UN food agency launches four-year plan for global food crisis
The United Nations World Food Programme (WFP) has announced a new four-year strategic plan to tackle soaring levels of hunger caused by the global food crisis.
“This strategic plan marks a revolution in food aid that supports local markets in breaking the cycle of hunger,” Josette Sheeran, WFP's Executive Director said today.
“I call this our 80-80-80 solution,” she told WFP's Board members gathered in Rome this week. 󈭀 per cent of our cash for food is spent in the developing world, 80 per cent of our ground transport is procured in the developing world, and 80 per cent of our staff is hired locally in the developing world.”
WFP spends more than $2 billion a year on food, transport and staff in the developing world.
The new strategic plan emphasizes life-saving emergency aid, such as for 3 million vulnerable people in Darfur, but it also focuses on prevention, local purchase of food, and using targeted cash and voucher programs when food is available locally but not accessible for the hungry.

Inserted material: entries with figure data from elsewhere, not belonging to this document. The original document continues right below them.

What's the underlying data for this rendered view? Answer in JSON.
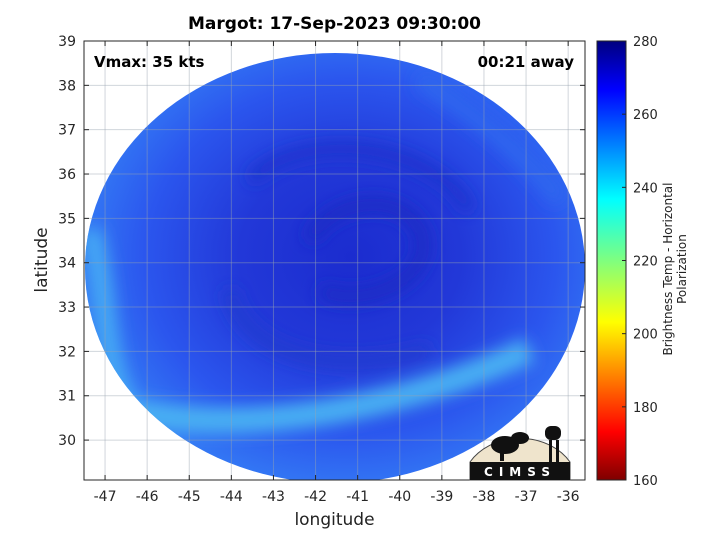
{
  "title": "Margot: 17-Sep-2023 09:30:00",
  "annotations": {
    "vmax": "Vmax: 35 kts",
    "time_away": "00:21 away"
  },
  "logo": {
    "text": "CIMSS"
  },
  "colors": {
    "ocean_low": "#3f8ff5",
    "ocean_mid": "#2a5cf0",
    "core": "#1c35d6"
  },
  "chart_data": {
    "type": "heatmap",
    "xlabel": "longitude",
    "ylabel": "latitude",
    "xlim": [
      -47.5,
      -35.6
    ],
    "ylim": [
      29.1,
      39
    ],
    "xticks": [
      -47,
      -46,
      -45,
      -44,
      -43,
      -42,
      -41,
      -40,
      -39,
      -38,
      -37,
      -36
    ],
    "yticks": [
      30,
      31,
      32,
      33,
      34,
      35,
      36,
      37,
      38,
      39
    ],
    "grid": true,
    "storm_center": {
      "lon": -41.3,
      "lat": 34.4
    },
    "colorbar": {
      "label": "Brightness Temp - Horizontal Polarization",
      "range": [
        160,
        280
      ],
      "ticks": [
        160,
        180,
        200,
        220,
        240,
        260,
        280
      ],
      "colormap": "jet"
    }
  }
}
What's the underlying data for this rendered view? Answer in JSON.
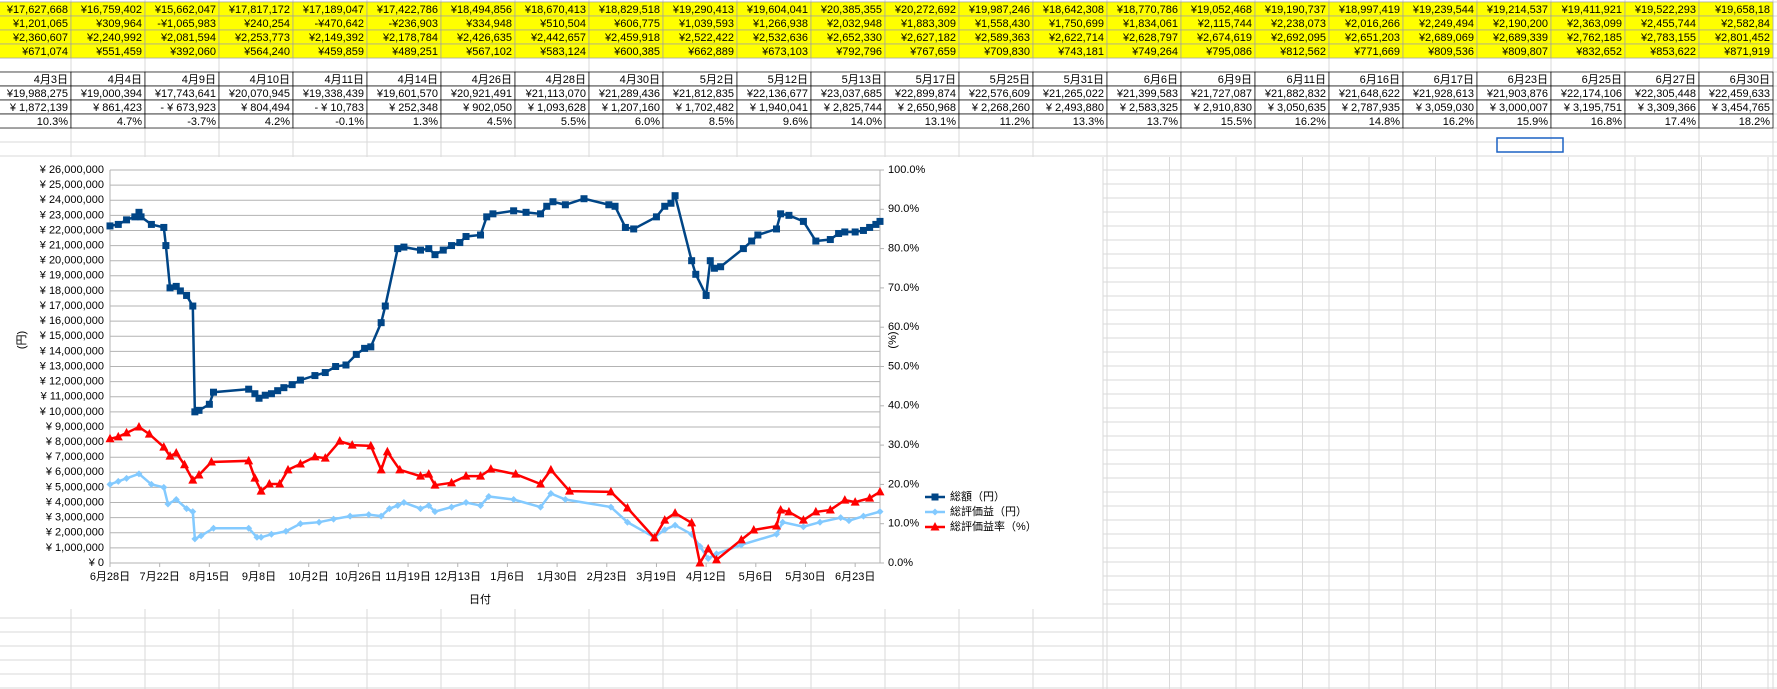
{
  "sheet": {
    "yellow_rows": [
      [
        "¥17,627,668",
        "¥16,759,402",
        "¥15,662,047",
        "¥17,817,172",
        "¥17,189,047",
        "¥17,422,786",
        "¥18,494,856",
        "¥18,670,413",
        "¥18,829,518",
        "¥19,290,413",
        "¥19,604,041",
        "¥20,385,355",
        "¥20,272,692",
        "¥19,987,246",
        "¥18,642,308",
        "¥18,770,786",
        "¥19,052,468",
        "¥19,190,737",
        "¥18,997,419",
        "¥19,239,544",
        "¥19,214,537",
        "¥19,411,921",
        "¥19,522,293",
        "¥19,658,18"
      ],
      [
        "¥1,201,065",
        "¥309,964",
        "-¥1,065,983",
        "¥240,254",
        "-¥470,642",
        "-¥236,903",
        "¥334,948",
        "¥510,504",
        "¥606,775",
        "¥1,039,593",
        "¥1,266,938",
        "¥2,032,948",
        "¥1,883,309",
        "¥1,558,430",
        "¥1,750,699",
        "¥1,834,061",
        "¥2,115,744",
        "¥2,238,073",
        "¥2,016,266",
        "¥2,249,494",
        "¥2,190,200",
        "¥2,363,099",
        "¥2,455,744",
        "¥2,582,84"
      ],
      [
        "¥2,360,607",
        "¥2,240,992",
        "¥2,081,594",
        "¥2,253,773",
        "¥2,149,392",
        "¥2,178,784",
        "¥2,426,635",
        "¥2,442,657",
        "¥2,459,918",
        "¥2,522,422",
        "¥2,532,636",
        "¥2,652,330",
        "¥2,627,182",
        "¥2,589,363",
        "¥2,622,714",
        "¥2,628,797",
        "¥2,674,619",
        "¥2,692,095",
        "¥2,651,203",
        "¥2,689,069",
        "¥2,689,339",
        "¥2,762,185",
        "¥2,783,155",
        "¥2,801,452"
      ],
      [
        "¥671,074",
        "¥551,459",
        "¥392,060",
        "¥564,240",
        "¥459,859",
        "¥489,251",
        "¥567,102",
        "¥583,124",
        "¥600,385",
        "¥662,889",
        "¥673,103",
        "¥792,796",
        "¥767,659",
        "¥709,830",
        "¥743,181",
        "¥749,264",
        "¥795,086",
        "¥812,562",
        "¥771,669",
        "¥809,536",
        "¥809,807",
        "¥832,652",
        "¥853,622",
        "¥871,919"
      ]
    ],
    "table_rows": [
      [
        "4月3日",
        "4月4日",
        "4月9日",
        "4月10日",
        "4月11日",
        "4月14日",
        "4月26日",
        "4月28日",
        "4月30日",
        "5月2日",
        "5月12日",
        "5月13日",
        "5月17日",
        "5月25日",
        "5月31日",
        "6月6日",
        "6月9日",
        "6月11日",
        "6月16日",
        "6月17日",
        "6月23日",
        "6月25日",
        "6月27日",
        "6月30日"
      ],
      [
        "¥19,988,275",
        "¥19,000,394",
        "¥17,743,641",
        "¥20,070,945",
        "¥19,338,439",
        "¥19,601,570",
        "¥20,921,491",
        "¥21,113,070",
        "¥21,289,436",
        "¥21,812,835",
        "¥22,136,677",
        "¥23,037,685",
        "¥22,899,874",
        "¥22,576,609",
        "¥21,265,022",
        "¥21,399,583",
        "¥21,727,087",
        "¥21,882,832",
        "¥21,648,622",
        "¥21,928,613",
        "¥21,903,876",
        "¥22,174,106",
        "¥22,305,448",
        "¥22,459,633"
      ],
      [
        "¥ 1,872,139",
        "¥ 861,423",
        "- ¥ 673,923",
        "¥ 804,494",
        "- ¥ 10,783",
        "¥ 252,348",
        "¥ 902,050",
        "¥ 1,093,628",
        "¥ 1,207,160",
        "¥ 1,702,482",
        "¥ 1,940,041",
        "¥ 2,825,744",
        "¥ 2,650,968",
        "¥ 2,268,260",
        "¥ 2,493,880",
        "¥ 2,583,325",
        "¥ 2,910,830",
        "¥ 3,050,635",
        "¥ 2,787,935",
        "¥ 3,059,030",
        "¥ 3,000,007",
        "¥ 3,195,751",
        "¥ 3,309,366",
        "¥ 3,454,765"
      ],
      [
        "10.3%",
        "4.7%",
        "-3.7%",
        "4.2%",
        "-0.1%",
        "1.3%",
        "4.5%",
        "5.5%",
        "6.0%",
        "8.5%",
        "9.6%",
        "14.0%",
        "13.1%",
        "11.2%",
        "13.3%",
        "13.7%",
        "15.5%",
        "16.2%",
        "14.8%",
        "16.2%",
        "15.9%",
        "16.8%",
        "17.4%",
        "18.2%"
      ]
    ],
    "negative_color": "#ff0000"
  },
  "chart_data": {
    "type": "line",
    "xlabel": "日付",
    "ylabel": "(円)",
    "y2label": "(%)",
    "legend": "right",
    "grid": true,
    "xlim": [
      0,
      372
    ],
    "xticks": [
      {
        "value": 0,
        "label": "6月28日"
      },
      {
        "value": 24,
        "label": "7月22日"
      },
      {
        "value": 48,
        "label": "8月15日"
      },
      {
        "value": 72,
        "label": "9月8日"
      },
      {
        "value": 96,
        "label": "10月2日"
      },
      {
        "value": 120,
        "label": "10月26日"
      },
      {
        "value": 144,
        "label": "11月19日"
      },
      {
        "value": 168,
        "label": "12月13日"
      },
      {
        "value": 192,
        "label": "1月6日"
      },
      {
        "value": 216,
        "label": "1月30日"
      },
      {
        "value": 240,
        "label": "2月23日"
      },
      {
        "value": 264,
        "label": "3月19日"
      },
      {
        "value": 288,
        "label": "4月12日"
      },
      {
        "value": 312,
        "label": "5月6日"
      },
      {
        "value": 336,
        "label": "5月30日"
      },
      {
        "value": 360,
        "label": "6月23日"
      }
    ],
    "ylim": [
      0,
      26000000
    ],
    "yticks": [
      {
        "value": 0,
        "label": "¥ 0"
      },
      {
        "value": 1000000,
        "label": "¥ 1,000,000"
      },
      {
        "value": 2000000,
        "label": "¥ 2,000,000"
      },
      {
        "value": 3000000,
        "label": "¥ 3,000,000"
      },
      {
        "value": 4000000,
        "label": "¥ 4,000,000"
      },
      {
        "value": 5000000,
        "label": "¥ 5,000,000"
      },
      {
        "value": 6000000,
        "label": "¥ 6,000,000"
      },
      {
        "value": 7000000,
        "label": "¥ 7,000,000"
      },
      {
        "value": 8000000,
        "label": "¥ 8,000,000"
      },
      {
        "value": 9000000,
        "label": "¥ 9,000,000"
      },
      {
        "value": 10000000,
        "label": "¥ 10,000,000"
      },
      {
        "value": 11000000,
        "label": "¥ 11,000,000"
      },
      {
        "value": 12000000,
        "label": "¥ 12,000,000"
      },
      {
        "value": 13000000,
        "label": "¥ 13,000,000"
      },
      {
        "value": 14000000,
        "label": "¥ 14,000,000"
      },
      {
        "value": 15000000,
        "label": "¥ 15,000,000"
      },
      {
        "value": 16000000,
        "label": "¥ 16,000,000"
      },
      {
        "value": 17000000,
        "label": "¥ 17,000,000"
      },
      {
        "value": 18000000,
        "label": "¥ 18,000,000"
      },
      {
        "value": 19000000,
        "label": "¥ 19,000,000"
      },
      {
        "value": 20000000,
        "label": "¥ 20,000,000"
      },
      {
        "value": 21000000,
        "label": "¥ 21,000,000"
      },
      {
        "value": 22000000,
        "label": "¥ 22,000,000"
      },
      {
        "value": 23000000,
        "label": "¥ 23,000,000"
      },
      {
        "value": 24000000,
        "label": "¥ 24,000,000"
      },
      {
        "value": 25000000,
        "label": "¥ 25,000,000"
      },
      {
        "value": 26000000,
        "label": "¥ 26,000,000"
      }
    ],
    "y2lim": [
      0,
      100
    ],
    "y2ticks": [
      {
        "value": 0,
        "label": "0.0%"
      },
      {
        "value": 10,
        "label": "10.0%"
      },
      {
        "value": 20,
        "label": "20.0%"
      },
      {
        "value": 30,
        "label": "30.0%"
      },
      {
        "value": 40,
        "label": "40.0%"
      },
      {
        "value": 50,
        "label": "50.0%"
      },
      {
        "value": 60,
        "label": "60.0%"
      },
      {
        "value": 70,
        "label": "70.0%"
      },
      {
        "value": 80,
        "label": "80.0%"
      },
      {
        "value": 90,
        "label": "90.0%"
      },
      {
        "value": 100,
        "label": "100.0%"
      }
    ],
    "series": [
      {
        "name": "総額（円）",
        "color": "#004586",
        "marker": "square",
        "x": [
          0,
          4,
          8,
          12,
          14,
          15,
          20,
          26,
          27,
          29,
          32,
          34,
          37,
          40,
          41,
          43,
          48,
          50,
          67,
          70,
          72,
          75,
          78,
          81,
          84,
          88,
          92,
          99,
          104,
          109,
          114,
          119,
          123,
          126,
          131,
          133,
          139,
          142,
          150,
          154,
          157,
          161,
          165,
          169,
          172,
          179,
          182,
          185,
          195,
          201,
          208,
          211,
          214,
          220,
          229,
          241,
          244,
          249,
          253,
          264,
          268,
          271,
          273,
          281,
          283,
          288,
          290,
          292,
          295,
          306,
          310,
          313,
          322,
          324,
          328,
          335,
          341,
          348,
          352,
          355,
          360,
          364,
          367,
          370,
          372
        ],
        "values": [
          22300000,
          22400000,
          22700000,
          22900000,
          23200000,
          22900000,
          22400000,
          22200000,
          21000000,
          18200000,
          18300000,
          18000000,
          17700000,
          17000000,
          10000000,
          10100000,
          10500000,
          11300000,
          11500000,
          11200000,
          10900000,
          11100000,
          11200000,
          11400000,
          11600000,
          11800000,
          12100000,
          12400000,
          12600000,
          13000000,
          13100000,
          13800000,
          14200000,
          14300000,
          15900000,
          17000000,
          20800000,
          20900000,
          20700000,
          20800000,
          20400000,
          20700000,
          21000000,
          21200000,
          21600000,
          21700000,
          22900000,
          23100000,
          23300000,
          23200000,
          23100000,
          23600000,
          23900000,
          23700000,
          24100000,
          23700000,
          23600000,
          22200000,
          22100000,
          22900000,
          23600000,
          23800000,
          24300000,
          20000000,
          19100000,
          17700000,
          20000000,
          19500000,
          19600000,
          20800000,
          21300000,
          21700000,
          22100000,
          23100000,
          23000000,
          22600000,
          21300000,
          21400000,
          21800000,
          21900000,
          21900000,
          22000000,
          22200000,
          22400000,
          22600000
        ]
      },
      {
        "name": "総評価益（円）",
        "color": "#83caff",
        "marker": "diamond",
        "x": [
          0,
          4,
          8,
          14,
          20,
          26,
          28,
          32,
          37,
          40,
          41,
          44,
          50,
          67,
          71,
          73,
          78,
          85,
          92,
          101,
          108,
          116,
          125,
          131,
          135,
          139,
          142,
          150,
          154,
          157,
          165,
          172,
          179,
          183,
          195,
          208,
          213,
          220,
          242,
          250,
          263,
          268,
          273,
          281,
          285,
          289,
          293,
          305,
          322,
          325,
          335,
          343,
          353,
          357,
          364,
          372
        ],
        "values": [
          5200000,
          5400000,
          5600000,
          5900000,
          5200000,
          5000000,
          3900000,
          4200000,
          3600000,
          3400000,
          1600000,
          1800000,
          2300000,
          2300000,
          1700000,
          1700000,
          1900000,
          2100000,
          2600000,
          2700000,
          2900000,
          3100000,
          3200000,
          3100000,
          3600000,
          3800000,
          4000000,
          3600000,
          3800000,
          3400000,
          3700000,
          4000000,
          3800000,
          4400000,
          4200000,
          3700000,
          4600000,
          4200000,
          3700000,
          2700000,
          1700000,
          2200000,
          2500000,
          1900000,
          1100000,
          300000,
          600000,
          1200000,
          1900000,
          2700000,
          2400000,
          2700000,
          3000000,
          2800000,
          3100000,
          3400000
        ]
      },
      {
        "name": "総評価益率（%）",
        "color": "#ff0000",
        "marker": "triangle",
        "axis": "y2",
        "x": [
          0,
          4,
          8,
          14,
          19,
          26,
          29,
          32,
          36,
          40,
          43,
          49,
          67,
          70,
          73,
          77,
          82,
          86,
          92,
          99,
          104,
          111,
          117,
          126,
          131,
          134,
          140,
          150,
          154,
          157,
          165,
          172,
          179,
          184,
          196,
          208,
          213,
          222,
          242,
          250,
          263,
          268,
          273,
          281,
          285,
          289,
          293,
          305,
          311,
          322,
          324,
          328,
          335,
          341,
          348,
          355,
          360,
          367,
          372
        ],
        "values": [
          31.6,
          32.1,
          33.1,
          34.6,
          32.8,
          29.5,
          27.2,
          28.0,
          25.0,
          21.1,
          22.4,
          25.7,
          26.0,
          21.6,
          18.3,
          20.1,
          20.1,
          23.7,
          25.2,
          27.0,
          26.7,
          31.0,
          30.0,
          29.8,
          23.7,
          28.3,
          23.7,
          22.1,
          22.6,
          19.8,
          20.4,
          22.1,
          22.1,
          23.9,
          22.6,
          20.1,
          23.7,
          18.3,
          18.1,
          14.0,
          6.4,
          10.9,
          12.7,
          10.2,
          0,
          3.6,
          0.8,
          5.9,
          8.4,
          9.4,
          13.5,
          13.0,
          10.9,
          13.0,
          13.5,
          16.0,
          15.5,
          16.5,
          18.1
        ]
      }
    ]
  }
}
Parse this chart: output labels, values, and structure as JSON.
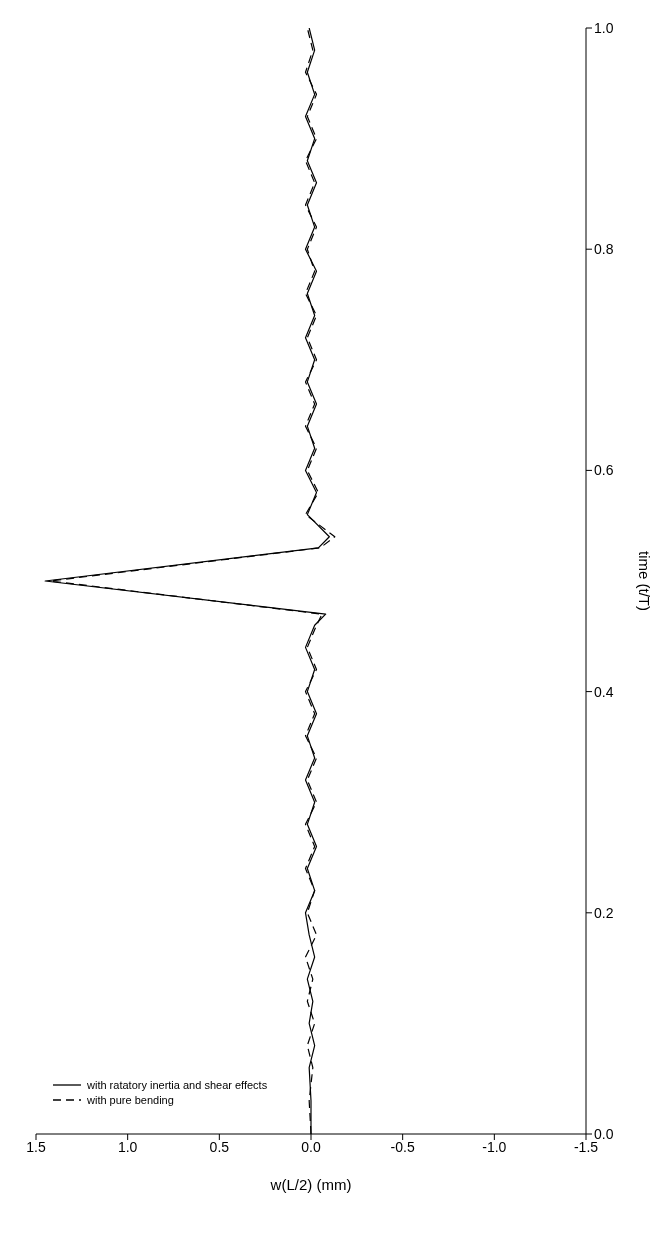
{
  "chart_data": {
    "type": "line",
    "xlabel": "w(L/2) (mm)",
    "ylabel": "time (t/T)",
    "xlim": [
      1.5,
      -1.5
    ],
    "xticks": [
      {
        "value": -1.5,
        "label": "-1.5"
      },
      {
        "value": -1,
        "label": "-1.0"
      },
      {
        "value": -0.5,
        "label": "-0.5"
      },
      {
        "value": 0,
        "label": "0.0"
      },
      {
        "value": 0.5,
        "label": "0.5"
      },
      {
        "value": 1,
        "label": "1.0"
      },
      {
        "value": 1.5,
        "label": "1.5"
      }
    ],
    "ylim": [
      0,
      1
    ],
    "yticks": [
      {
        "value": 0,
        "label": "0.0"
      },
      0.2,
      0.4,
      0.6,
      0.8,
      {
        "value": 1,
        "label": "1.0"
      }
    ],
    "grid": false,
    "legend": "bottom left",
    "marker": "none",
    "series": [
      {
        "name": "with ratatory inertia and shear effects",
        "color": "#000000",
        "line_style": "solid",
        "values": [
          0,
          0.03,
          0.06,
          0.08,
          0.1,
          0.12,
          0.14,
          0.16,
          0.18,
          0.2,
          0.22,
          0.24,
          0.26,
          0.28,
          0.3,
          0.32,
          0.34,
          0.36,
          0.38,
          0.4,
          0.42,
          0.44,
          0.46,
          0.47,
          0.5,
          0.53,
          0.54,
          0.56,
          0.58,
          0.6,
          0.62,
          0.64,
          0.66,
          0.68,
          0.7,
          0.72,
          0.74,
          0.76,
          0.78,
          0.8,
          0.82,
          0.84,
          0.86,
          0.88,
          0.9,
          0.92,
          0.94,
          0.96,
          0.98,
          1.0
        ],
        "x": [
          0,
          0,
          0.01,
          -0.02,
          0.01,
          -0.01,
          0.02,
          -0.02,
          0.01,
          0.03,
          -0.02,
          0.02,
          -0.03,
          0.02,
          -0.02,
          0.03,
          -0.02,
          0.02,
          -0.03,
          0.02,
          -0.02,
          0.03,
          -0.02,
          -0.08,
          1.45,
          -0.04,
          -0.1,
          0.02,
          -0.03,
          0.03,
          -0.02,
          0.02,
          -0.03,
          0.02,
          -0.02,
          0.03,
          -0.02,
          0.02,
          -0.03,
          0.03,
          -0.02,
          0.02,
          -0.03,
          0.02,
          -0.02,
          0.03,
          -0.02,
          0.02,
          -0.02,
          0.01
        ]
      },
      {
        "name": "with pure bending",
        "color": "#000000",
        "line_style": "dashed",
        "values": [
          0,
          0.03,
          0.06,
          0.08,
          0.1,
          0.12,
          0.14,
          0.16,
          0.18,
          0.2,
          0.22,
          0.24,
          0.26,
          0.28,
          0.3,
          0.32,
          0.34,
          0.36,
          0.38,
          0.4,
          0.42,
          0.44,
          0.46,
          0.47,
          0.5,
          0.53,
          0.54,
          0.56,
          0.58,
          0.6,
          0.62,
          0.64,
          0.66,
          0.68,
          0.7,
          0.72,
          0.74,
          0.76,
          0.78,
          0.8,
          0.82,
          0.84,
          0.86,
          0.88,
          0.9,
          0.92,
          0.94,
          0.96,
          0.98,
          1.0
        ],
        "x": [
          0,
          0.01,
          -0.01,
          0.02,
          -0.02,
          0.02,
          -0.01,
          0.03,
          -0.03,
          0.02,
          -0.02,
          0.03,
          -0.02,
          0.03,
          -0.03,
          0.02,
          -0.03,
          0.03,
          -0.02,
          0.03,
          -0.03,
          0.02,
          -0.03,
          -0.06,
          1.42,
          -0.05,
          -0.13,
          0.03,
          -0.04,
          0.02,
          -0.03,
          0.03,
          -0.02,
          0.03,
          -0.03,
          0.02,
          -0.03,
          0.03,
          -0.02,
          0.02,
          -0.03,
          0.03,
          -0.02,
          0.03,
          -0.03,
          0.02,
          -0.03,
          0.03,
          -0.01,
          0.02
        ]
      }
    ]
  }
}
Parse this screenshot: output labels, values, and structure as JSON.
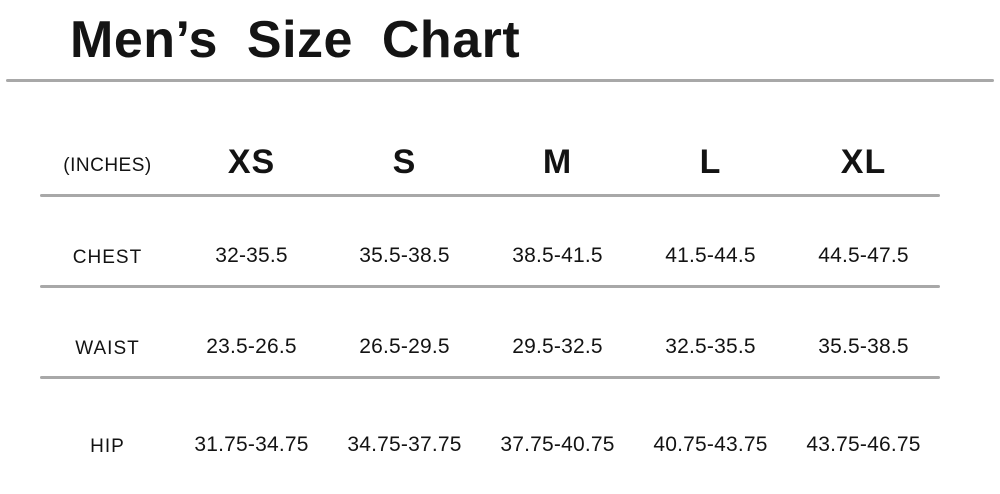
{
  "page": {
    "title": "Men’s Size Chart"
  },
  "chart_data": {
    "type": "table",
    "title": "Men’s Size Chart",
    "unit_label": "(INCHES)",
    "columns": [
      "XS",
      "S",
      "M",
      "L",
      "XL"
    ],
    "rows": [
      {
        "label": "CHEST",
        "values": [
          "32-35.5",
          "35.5-38.5",
          "38.5-41.5",
          "41.5-44.5",
          "44.5-47.5"
        ]
      },
      {
        "label": "WAIST",
        "values": [
          "23.5-26.5",
          "26.5-29.5",
          "29.5-32.5",
          "32.5-35.5",
          "35.5-38.5"
        ]
      },
      {
        "label": "HIP",
        "values": [
          "31.75-34.75",
          "34.75-37.75",
          "37.75-40.75",
          "40.75-43.75",
          "43.75-46.75"
        ]
      }
    ],
    "layout": {
      "header_position": "top",
      "row_label_position": "left",
      "grid": "horizontal-rules-only"
    },
    "colors": {
      "text": "#141414",
      "divider": "#a8a8a8",
      "background": "#ffffff"
    }
  }
}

The announcement of WFP's four-year strategic plan follows last week's High-Level Conference on World Food Security in Rome, where world leaders gathered to discuss hunger and agriculture development issues against the backdrop of high global food and fuel prices.
The tools laid out in the plan include early warning systems and vulnerability analysis, as well as preparedness and disaster reduction and mitigation, and effective emergency response in life-saving situations.
The plan also includes spending to strengthen smallholder farming, local transport and communication networks, as well as school meals and support for mother-and-child health and nutrition programmes.
Last year, WFP used its cash resources to purchase $612 million worth of food in 69 developing countries.